Há dez anos atras, Manoel de Oliveira fez Belle Toujours. Gostaria de saber se o Manoel teve algum contacto consigo ou com Buñuel antes de avançar com essa sua versão…

Sim, teve. Foi muito divertido. Convidou-me para um almoço para me pedir autorização para fazer um filme inspirado em Belle de Jour. Claro que lhe disse que era totalmente livre de fazer o que desejasse, mesmo usar o título. Lembro-me que foi um almoço muito divertido.
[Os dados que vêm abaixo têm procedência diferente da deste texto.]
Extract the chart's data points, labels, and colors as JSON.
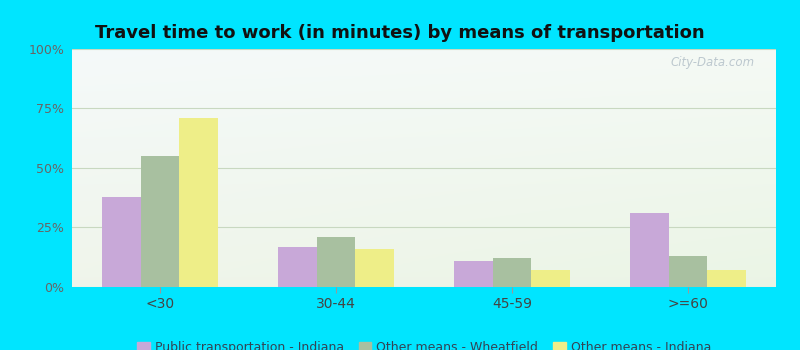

O homem era adorável. Ele tinha 100 anos nessa altura, ou 99. Mas estava na posse plena das suas capacidades.

Apesar de ter já recebido diversos prémios, o que significa para si este prémio no seio do cinema europeu?

Eu acredito muito no cinema europeu. Sou muito europeu, mas não nacionalista. Mas acho que a cultura, e o cinema faz parte da cultura, pode assemelhar-se a algo como a economia ou mesmo a política. É como um povo que não partilha a sua cultura terá mais dificuldades em desenvolver-se. Mesmo que tenha a mesa bandeira política. Não sou particularmente amador de prémios ou condecorações, mas este prémio toca-me particularmente. E ainda bem que é na Polónia, num país onde trabalhei com o Wajda, mesmo num período muito difícil, nos anos 80. Mas fico muito orgulhoso com as mudanças que vemos hoje.